Adversity can become fuel for building a better life. However it is about being aware that the same energy that can power personal transformation can just as easily power self-destruction if it is not directed toward something meaningful.
Over time, the chip on our shoulder has to evolve into something greater. It must become purpose, wisdom, empathy, or contribution. Otherwise, the wound itself becomes our identity, and when that happens, we begin to define our lives by what was done to us rather than by who we are choosing to become.
That is the difference between living at cause and living in effect. One leads toward growth and agency. The other slowly traps us inside a smaller and smaller life.
Challenges Are Not the Exception
Difficulty is not a sign that something has gone wrong with our lives; it is often a sign that we are fully engaged in living them. The hard things in our businesses, our relationships, and our internal world are not detours from the journey. In many ways, they are the journey itself.
Viktor Frankl once wrote that between stimulus and response lies our ability to choose. That truth becomes especially important in seasons of adversity, because while we cannot always control what happens to us, we can choose the meaning we assign to it and the way we respond.
The meaning of what we are experiencing is rarely visible while we are inside it. It usually only becomes clear later, when we have enough distance to reflect and connect the dots.

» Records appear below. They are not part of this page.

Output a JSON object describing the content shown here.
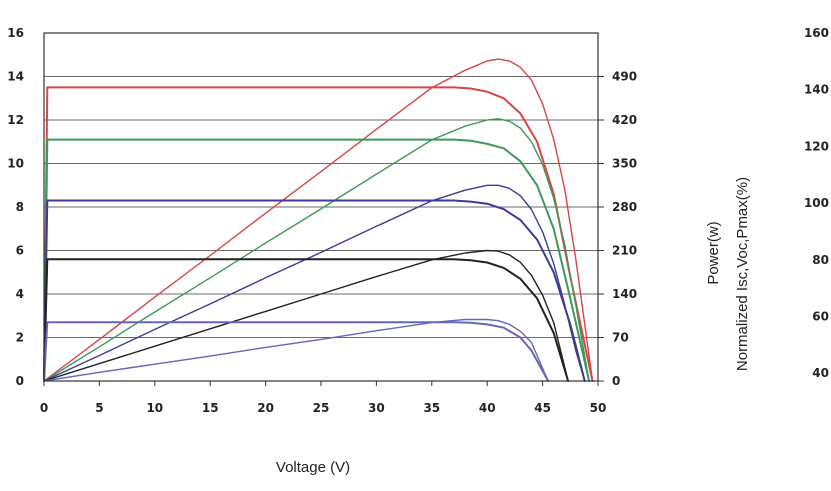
{
  "chart_data": {
    "type": "line",
    "title": "",
    "xlabel": "Voltage (V)",
    "ylabel_right": "Power(w)",
    "ylabel_far_right": "Normalized Isc,Voc,Pmax(%)",
    "xlim": [
      0,
      50
    ],
    "ylim_left": [
      0,
      16
    ],
    "ylim_right": [
      0,
      560
    ],
    "x_ticks": [
      "0",
      "5",
      "10",
      "15",
      "20",
      "25",
      "30",
      "35",
      "40",
      "45",
      "50"
    ],
    "y_ticks_left": [
      "0",
      "2",
      "4",
      "6",
      "8",
      "10",
      "12",
      "14",
      "16"
    ],
    "y_ticks_right": [
      "0",
      "70",
      "140",
      "210",
      "280",
      "350",
      "420",
      "490"
    ],
    "y_ticks_far_right": [
      "40",
      "60",
      "80",
      "100",
      "120",
      "140",
      "160"
    ],
    "grid": "horizontal",
    "series": [
      {
        "color": "#d94545",
        "kind": "current",
        "x": [
          0,
          0.3,
          37,
          38.5,
          40,
          41.5,
          43,
          44.5,
          46,
          47.5,
          49.5
        ],
        "values": [
          0,
          13.5,
          13.5,
          13.45,
          13.3,
          13.0,
          12.3,
          11.0,
          8.6,
          4.8,
          0
        ]
      },
      {
        "color": "#d94545",
        "kind": "power",
        "x": [
          0,
          5,
          10,
          15,
          20,
          25,
          30,
          35,
          38,
          40,
          41,
          42,
          43,
          44,
          45,
          46,
          47,
          48,
          49.5
        ],
        "values": [
          0,
          67,
          135,
          202,
          270,
          337,
          405,
          472,
          500,
          515,
          518,
          515,
          505,
          484,
          446,
          389,
          308,
          196,
          0
        ]
      },
      {
        "color": "#3a9a5a",
        "kind": "current",
        "x": [
          0,
          0.3,
          37,
          38.5,
          40,
          41.5,
          43,
          44.5,
          46,
          47.5,
          49.2
        ],
        "values": [
          0,
          11.1,
          11.1,
          11.05,
          10.9,
          10.7,
          10.1,
          9.0,
          7.0,
          3.8,
          0
        ]
      },
      {
        "color": "#3a9a5a",
        "kind": "power",
        "x": [
          0,
          5,
          10,
          15,
          20,
          25,
          30,
          35,
          38,
          40,
          41,
          42,
          43,
          44,
          45,
          46,
          47,
          48,
          49.2
        ],
        "values": [
          0,
          55,
          111,
          166,
          222,
          277,
          333,
          388,
          410,
          420,
          422,
          418,
          407,
          385,
          348,
          294,
          219,
          122,
          0
        ]
      },
      {
        "color": "#3b3b96",
        "kind": "current",
        "x": [
          0,
          0.3,
          37,
          38.5,
          40,
          41.5,
          43,
          44.5,
          46,
          47.5,
          48.8
        ],
        "values": [
          0,
          8.3,
          8.3,
          8.25,
          8.15,
          7.9,
          7.4,
          6.5,
          5.0,
          2.6,
          0
        ]
      },
      {
        "color": "#3b3b96",
        "kind": "power",
        "x": [
          0,
          5,
          10,
          15,
          20,
          25,
          30,
          35,
          38,
          40,
          41,
          42,
          43,
          44,
          45,
          46,
          47,
          48,
          48.8
        ],
        "values": [
          0,
          41,
          83,
          124,
          166,
          207,
          249,
          290,
          307,
          315,
          315,
          310,
          298,
          276,
          240,
          189,
          122,
          49,
          0
        ]
      },
      {
        "color": "#222222",
        "kind": "current",
        "x": [
          0,
          0.3,
          37,
          38.5,
          40,
          41.5,
          43,
          44.5,
          46,
          47.3
        ],
        "values": [
          0,
          5.6,
          5.6,
          5.55,
          5.45,
          5.2,
          4.7,
          3.8,
          2.2,
          0
        ]
      },
      {
        "color": "#222222",
        "kind": "power",
        "x": [
          0,
          5,
          10,
          15,
          20,
          25,
          30,
          35,
          38,
          40,
          41,
          42,
          43,
          44,
          45,
          46,
          47.3
        ],
        "values": [
          0,
          28,
          56,
          84,
          112,
          140,
          168,
          195,
          206,
          210,
          209,
          203,
          191,
          170,
          138,
          94,
          0
        ]
      },
      {
        "color": "#6666b8",
        "kind": "current",
        "x": [
          0,
          0.3,
          37,
          38.5,
          40,
          41.5,
          43,
          44,
          45.5
        ],
        "values": [
          0,
          2.7,
          2.7,
          2.68,
          2.6,
          2.45,
          2.0,
          1.4,
          0
        ]
      },
      {
        "color": "#6666b8",
        "kind": "power",
        "x": [
          0,
          5,
          10,
          15,
          20,
          25,
          30,
          35,
          38,
          40,
          41,
          42,
          43,
          44,
          45.5
        ],
        "values": [
          0,
          14,
          27,
          40,
          54,
          67,
          81,
          94,
          99,
          99,
          97,
          91,
          80,
          62,
          0
        ]
      }
    ]
  }
}
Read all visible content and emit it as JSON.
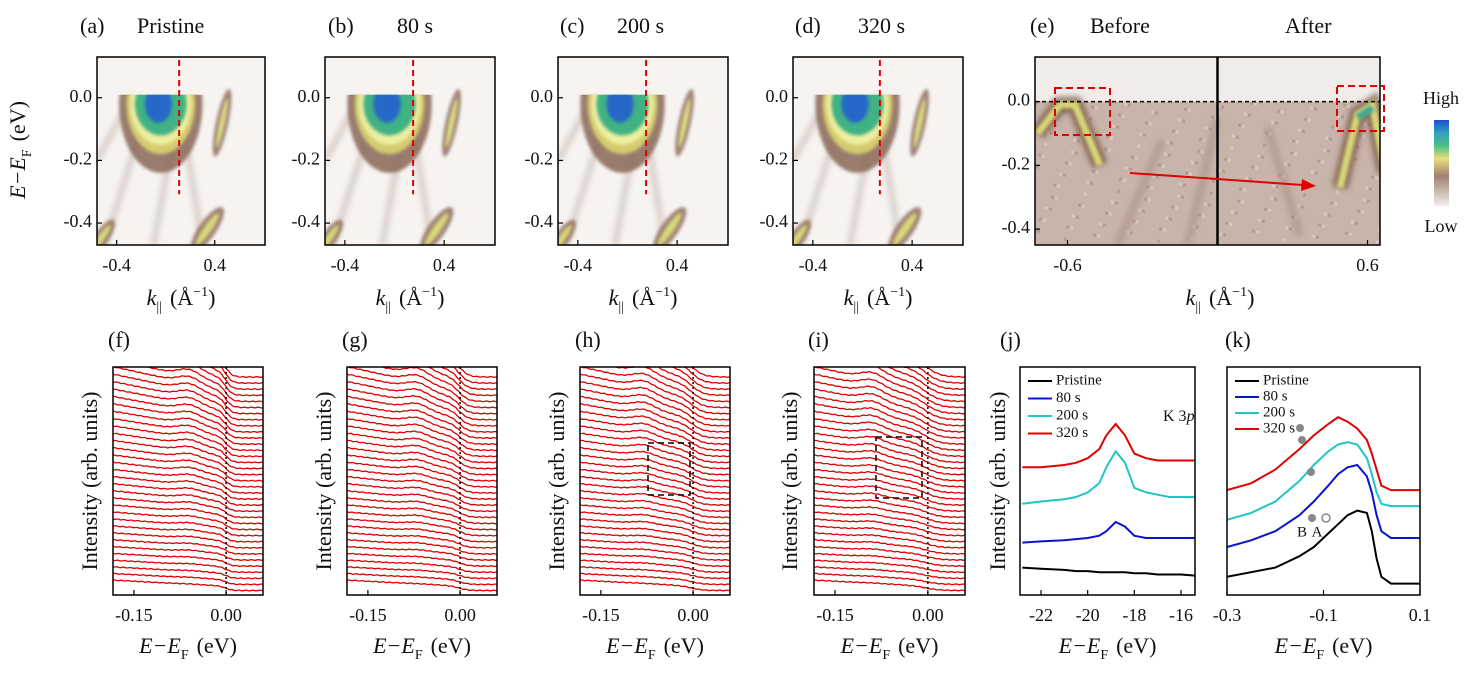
{
  "chart_data": [
    {
      "type": "heatmap",
      "label": "(a)",
      "title": "Pristine",
      "xlabel": {
        "var": "k",
        "sub": "||",
        "unit": "(Å",
        "sup": "−1",
        "close": ")"
      },
      "ylabel": {
        "var": "E−E",
        "sub": "F",
        "unit": "(eV)"
      },
      "xlim": [
        -0.56,
        0.81
      ],
      "ylim": [
        -0.47,
        0.13
      ],
      "xticks": [
        -0.4,
        0.4
      ],
      "yticks": [
        {
          "value": 0,
          "label": "0.0"
        },
        -0.2,
        -0.4
      ],
      "cut": 0.11
    },
    {
      "type": "heatmap",
      "label": "(b)",
      "title": "80 s",
      "xlabel": {
        "var": "k",
        "sub": "||",
        "unit": "(Å",
        "sup": "−1",
        "close": ")"
      },
      "xlim": [
        -0.56,
        0.81
      ],
      "ylim": [
        -0.47,
        0.13
      ],
      "xticks": [
        -0.4,
        0.4
      ],
      "yticks": [
        {
          "value": 0,
          "label": "0.0"
        },
        -0.2,
        -0.4
      ],
      "cut": 0.15
    },
    {
      "type": "heatmap",
      "label": "(c)",
      "title": "200 s",
      "xlabel": {
        "var": "k",
        "sub": "||",
        "unit": "(Å",
        "sup": "−1",
        "close": ")"
      },
      "xlim": [
        -0.56,
        0.81
      ],
      "ylim": [
        -0.47,
        0.13
      ],
      "xticks": [
        -0.4,
        0.4
      ],
      "yticks": [
        {
          "value": 0,
          "label": "0.0"
        },
        -0.2,
        -0.4
      ],
      "cut": 0.15
    },
    {
      "type": "heatmap",
      "label": "(d)",
      "title": "320 s",
      "xlabel": {
        "var": "k",
        "sub": "||",
        "unit": "(Å",
        "sup": "−1",
        "close": ")"
      },
      "xlim": [
        -0.56,
        0.81
      ],
      "ylim": [
        -0.47,
        0.13
      ],
      "xticks": [
        -0.4,
        0.4
      ],
      "yticks": [
        {
          "value": 0,
          "label": "0.0"
        },
        -0.2,
        -0.4
      ],
      "cut": 0.14
    },
    {
      "type": "heatmap2",
      "label": "(e)",
      "titles": [
        "Before",
        "After"
      ],
      "xlabel": {
        "var": "k",
        "sub": "||",
        "unit": "(Å",
        "sup": "−1",
        "close": ")"
      },
      "xlim": [
        -0.73,
        0.65
      ],
      "ylim": [
        -0.45,
        0.14
      ],
      "xticks": [
        -0.6,
        0.6
      ],
      "yticks": [
        {
          "value": 0,
          "label": "0.0"
        },
        -0.2,
        -0.4
      ],
      "fermi": 0,
      "divider": 0,
      "colorbar": [
        "High",
        "Low"
      ]
    },
    {
      "type": "edc",
      "label": "(f)",
      "xlabel": {
        "var": "E−E",
        "sub": "F",
        "unit": "(eV)"
      },
      "ylabel": "Intensity (arb. units)",
      "xlim": [
        -0.184,
        0.06
      ],
      "xticks": [
        -0.15,
        {
          "value": 0,
          "label": "0.00"
        }
      ],
      "fermi": 0,
      "color": "#e00000"
    },
    {
      "type": "edc",
      "label": "(g)",
      "xlabel": {
        "var": "E−E",
        "sub": "F",
        "unit": "(eV)"
      },
      "ylabel": "Intensity (arb. units)",
      "xlim": [
        -0.184,
        0.06
      ],
      "xticks": [
        -0.15,
        {
          "value": 0,
          "label": "0.00"
        }
      ],
      "fermi": 0,
      "color": "#e00000"
    },
    {
      "type": "edc",
      "label": "(h)",
      "xlabel": {
        "var": "E−E",
        "sub": "F",
        "unit": "(eV)"
      },
      "ylabel": "Intensity (arb. units)",
      "xlim": [
        -0.184,
        0.06
      ],
      "xticks": [
        -0.15,
        {
          "value": 0,
          "label": "0.00"
        }
      ],
      "fermi": 0,
      "color": "#e00000"
    },
    {
      "type": "edc",
      "label": "(i)",
      "xlabel": {
        "var": "E−E",
        "sub": "F",
        "unit": "(eV)"
      },
      "ylabel": "Intensity (arb. units)",
      "xlim": [
        -0.184,
        0.06
      ],
      "xticks": [
        -0.15,
        {
          "value": 0,
          "label": "0.00"
        }
      ],
      "fermi": 0,
      "color": "#e00000"
    },
    {
      "type": "line",
      "label": "(j)",
      "xlabel": {
        "var": "E−E",
        "sub": "F",
        "unit": "(eV)"
      },
      "ylabel": "Intensity (arb. units)",
      "annotation": {
        "text": "K 3",
        "italic": "p"
      },
      "legend": "upper left",
      "xlim": [
        -22.9,
        -15.4
      ],
      "ylim": [
        0,
        1
      ],
      "xticks": [
        -22,
        -20,
        -18,
        -16
      ],
      "x": [
        -22.8,
        -22,
        -21,
        -20.5,
        -20,
        -19.5,
        -19.2,
        -18.8,
        -18.4,
        -18,
        -17.5,
        -17,
        -16.5,
        -16,
        -15.4
      ],
      "series": [
        {
          "name": "Pristine",
          "color": "#000000",
          "values": [
            0.12,
            0.115,
            0.11,
            0.105,
            0.105,
            0.1,
            0.1,
            0.1,
            0.1,
            0.095,
            0.095,
            0.09,
            0.09,
            0.09,
            0.085
          ]
        },
        {
          "name": "80 s",
          "color": "#0a14d0",
          "values": [
            0.23,
            0.235,
            0.24,
            0.245,
            0.25,
            0.26,
            0.28,
            0.32,
            0.3,
            0.26,
            0.25,
            0.25,
            0.25,
            0.25,
            0.25
          ]
        },
        {
          "name": "200 s",
          "color": "#22c4c4",
          "values": [
            0.4,
            0.41,
            0.42,
            0.43,
            0.45,
            0.49,
            0.56,
            0.63,
            0.58,
            0.47,
            0.45,
            0.44,
            0.43,
            0.43,
            0.43
          ]
        },
        {
          "name": "320 s",
          "color": "#e00000",
          "values": [
            0.56,
            0.56,
            0.57,
            0.58,
            0.6,
            0.64,
            0.7,
            0.75,
            0.7,
            0.62,
            0.6,
            0.59,
            0.59,
            0.59,
            0.59
          ]
        }
      ]
    },
    {
      "type": "line",
      "label": "(k)",
      "xlabel": {
        "var": "E−E",
        "sub": "F",
        "unit": "(eV)"
      },
      "annotations": [
        "B",
        "A"
      ],
      "legend": "upper left",
      "xlim": [
        -0.3,
        0.1
      ],
      "ylim": [
        0,
        1
      ],
      "xticks": [
        -0.3,
        -0.1,
        0.1
      ],
      "x": [
        -0.3,
        -0.25,
        -0.2,
        -0.15,
        -0.12,
        -0.09,
        -0.07,
        -0.05,
        -0.03,
        -0.01,
        0.0,
        0.01,
        0.02,
        0.04,
        0.06,
        0.1
      ],
      "series": [
        {
          "name": "Pristine",
          "color": "#000000",
          "values": [
            0.08,
            0.1,
            0.12,
            0.17,
            0.21,
            0.27,
            0.31,
            0.35,
            0.37,
            0.36,
            0.28,
            0.16,
            0.08,
            0.05,
            0.05,
            0.05
          ]
        },
        {
          "name": "80 s",
          "color": "#0a14d0",
          "values": [
            0.21,
            0.24,
            0.28,
            0.35,
            0.41,
            0.48,
            0.53,
            0.56,
            0.57,
            0.52,
            0.45,
            0.35,
            0.28,
            0.25,
            0.25,
            0.25
          ]
        },
        {
          "name": "200 s",
          "color": "#22c4c4",
          "values": [
            0.33,
            0.36,
            0.41,
            0.5,
            0.57,
            0.63,
            0.66,
            0.67,
            0.66,
            0.6,
            0.53,
            0.45,
            0.4,
            0.39,
            0.39,
            0.39
          ]
        },
        {
          "name": "320 s",
          "color": "#e00000",
          "values": [
            0.46,
            0.49,
            0.55,
            0.64,
            0.7,
            0.75,
            0.78,
            0.76,
            0.73,
            0.68,
            0.62,
            0.55,
            0.48,
            0.46,
            0.46,
            0.46
          ]
        }
      ]
    }
  ]
}
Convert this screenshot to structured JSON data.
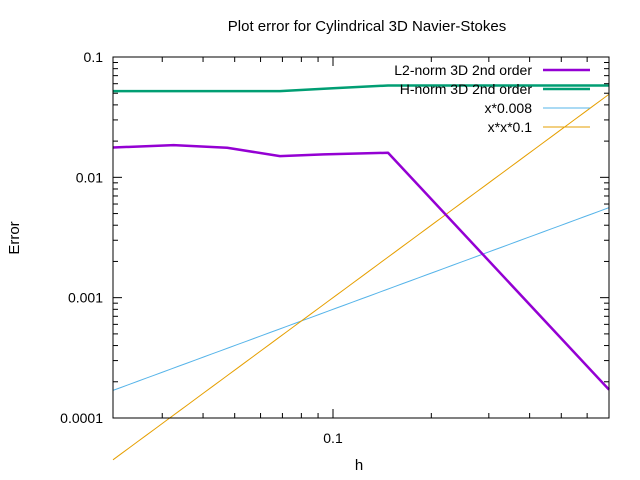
{
  "chart_data": {
    "type": "line",
    "title": "Plot error for Cylindrical 3D Navier-Stokes",
    "xlabel": "h",
    "ylabel": "Error",
    "xscale": "log",
    "yscale": "log",
    "xlim": [
      0.0212,
      0.7
    ],
    "ylim": [
      0.0001,
      0.1
    ],
    "xticks": [
      {
        "value": 0.1,
        "label": "0.1"
      }
    ],
    "yticks": [
      {
        "value": 0.0001,
        "label": "0.0001"
      },
      {
        "value": 0.001,
        "label": "0.001"
      },
      {
        "value": 0.01,
        "label": "0.01"
      },
      {
        "value": 0.1,
        "label": "0.1"
      }
    ],
    "legend_position": "top-right",
    "series": [
      {
        "name": "L2-norm 3D 2nd order",
        "color": "#9400d3",
        "style": "thick",
        "x": [
          0.0212,
          0.0325,
          0.0474,
          0.0688,
          0.0936,
          0.1474,
          0.7
        ],
        "y": [
          0.0177,
          0.0185,
          0.0176,
          0.015,
          0.0155,
          0.016,
          0.000172
        ]
      },
      {
        "name": "H-norm 3D 2nd order",
        "color": "#009e73",
        "style": "thick",
        "x": [
          0.0212,
          0.0688,
          0.1,
          0.1474,
          0.7
        ],
        "y": [
          0.052,
          0.052,
          0.055,
          0.058,
          0.058
        ]
      },
      {
        "name": "x*0.008",
        "color": "#56b4e9",
        "style": "thin",
        "function": "x*0.008"
      },
      {
        "name": "x*x*0.1",
        "color": "#e69f00",
        "style": "thin",
        "function": "x*x*0.1"
      }
    ]
  }
}
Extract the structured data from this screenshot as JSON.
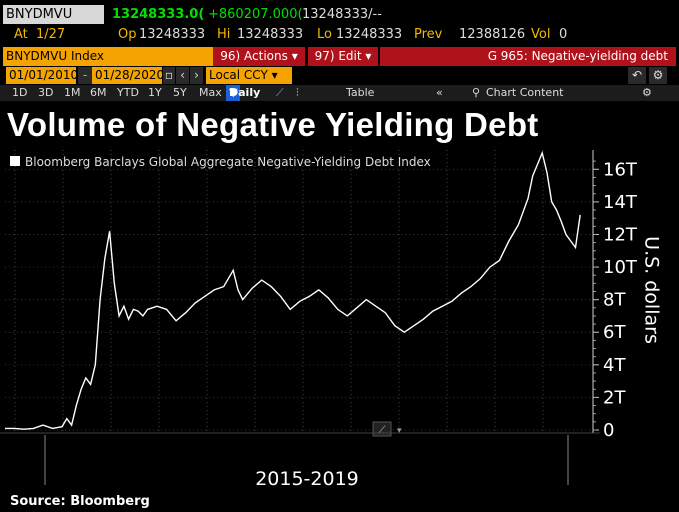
{
  "header": {
    "ticker": "BNYDMVU",
    "last": "13248333.0(",
    "change": "+860207.000(",
    "last_repeat": "13248333/--",
    "at_label": "At",
    "at_value": "1/27",
    "op_label": "Op",
    "op_value": "13248333",
    "hi_label": "Hi",
    "hi_value": "13248333",
    "lo_label": "Lo",
    "lo_value": "13248333",
    "prev_label": "Prev",
    "prev_value": "12388126",
    "vol_label": "Vol",
    "vol_value": "0"
  },
  "toolbar": {
    "index_label": "BNYDMVU Index",
    "actions_label": "96) Actions",
    "edit_label": "97) Edit",
    "function_label": "G 965: Negative-yielding debt",
    "start_date": "01/01/2010",
    "end_date": "01/28/2020",
    "currency": "Local CCY",
    "ranges": [
      "1D",
      "3D",
      "1M",
      "6M",
      "YTD",
      "1Y",
      "5Y",
      "Max"
    ],
    "frequency": "Daily",
    "table_label": "Table",
    "chart_content_label": "Chart Content"
  },
  "colors": {
    "line": "#ffffff",
    "background": "#000000",
    "accent_orange": "#f5a300",
    "accent_red": "#b0121b",
    "green": "#00e000"
  },
  "chart_data": {
    "type": "line",
    "title": "Volume of Negative Yielding Debt",
    "legend": "Bloomberg Barclays Global Aggregate Negative-Yielding Debt Index",
    "xlabel": "2015-2019",
    "ylabel": "U.S. dollars",
    "ylim": [
      0,
      17
    ],
    "yticks": [
      "0",
      "2T",
      "4T",
      "6T",
      "8T",
      "10T",
      "12T",
      "14T",
      "16T"
    ],
    "ytick_values": [
      0,
      2,
      4,
      6,
      8,
      10,
      12,
      14,
      16
    ],
    "series": [
      {
        "name": "Bloomberg Barclays Global Aggregate Negative-Yielding Debt Index",
        "unit": "trillion USD",
        "x": [
          2014.0,
          2014.1,
          2014.2,
          2014.3,
          2014.4,
          2014.5,
          2014.6,
          2014.65,
          2014.7,
          2014.75,
          2014.8,
          2014.85,
          2014.9,
          2014.95,
          2015.0,
          2015.05,
          2015.1,
          2015.15,
          2015.2,
          2015.25,
          2015.3,
          2015.35,
          2015.4,
          2015.45,
          2015.5,
          2015.6,
          2015.7,
          2015.8,
          2015.9,
          2016.0,
          2016.1,
          2016.2,
          2016.3,
          2016.4,
          2016.45,
          2016.5,
          2016.6,
          2016.7,
          2016.8,
          2016.9,
          2017.0,
          2017.1,
          2017.2,
          2017.3,
          2017.4,
          2017.5,
          2017.6,
          2017.7,
          2017.8,
          2017.9,
          2018.0,
          2018.1,
          2018.2,
          2018.3,
          2018.4,
          2018.5,
          2018.6,
          2018.7,
          2018.8,
          2018.9,
          2019.0,
          2019.1,
          2019.2,
          2019.3,
          2019.4,
          2019.5,
          2019.55,
          2019.6,
          2019.65,
          2019.7,
          2019.75,
          2019.8,
          2019.85,
          2019.9,
          2019.95,
          2020.0,
          2020.05
        ],
        "values": [
          0.1,
          0.1,
          0.05,
          0.1,
          0.3,
          0.1,
          0.2,
          0.7,
          0.3,
          1.5,
          2.5,
          3.2,
          2.8,
          4.0,
          8.0,
          10.5,
          12.2,
          9.0,
          7.0,
          7.6,
          6.8,
          7.4,
          7.3,
          7.0,
          7.4,
          7.6,
          7.4,
          6.7,
          7.2,
          7.8,
          8.2,
          8.6,
          8.8,
          9.8,
          8.6,
          8.0,
          8.7,
          9.2,
          8.8,
          8.2,
          7.4,
          7.9,
          8.2,
          8.6,
          8.1,
          7.4,
          7.0,
          7.5,
          8.0,
          7.6,
          7.2,
          6.4,
          6.0,
          6.4,
          6.8,
          7.3,
          7.6,
          7.9,
          8.4,
          8.8,
          9.3,
          10.0,
          10.4,
          11.6,
          12.6,
          14.2,
          15.6,
          16.3,
          17.0,
          15.8,
          14.0,
          13.5,
          12.8,
          12.0,
          11.6,
          11.2,
          13.2
        ]
      }
    ],
    "x_axis_range": [
      2014.0,
      2020.1
    ],
    "source": "Source: Bloomberg"
  }
}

What once felt like a setback begins to reveal itself as a turning point. What felt like a loss often becomes a redirection toward something we could not yet see.
J.K. Rowling did not become who she is in spite of suffering, but because of how she chose to respond to it. The adversity did not simply happen to her; it shaped her. Pain is temporary, but what it produces within us can last a lifetime, if we allow it to shape rather than define us.
That requires us to live at cause rather than in effect. And to understand that if we are walking through something difficult right now, the most costly thing we can do is let the experience go to waste. Recognize that the forge can become your fuel.
So this week, ask yourself:
What painful chapter are you still carrying as a wound rather than integrating as a lesson?
Where might your confidence, your experience, or your comfort be quietly getting in the way of your resourcefulness?
If you are sitting on adversity right now, what would it look like to stop wasting it and start using it?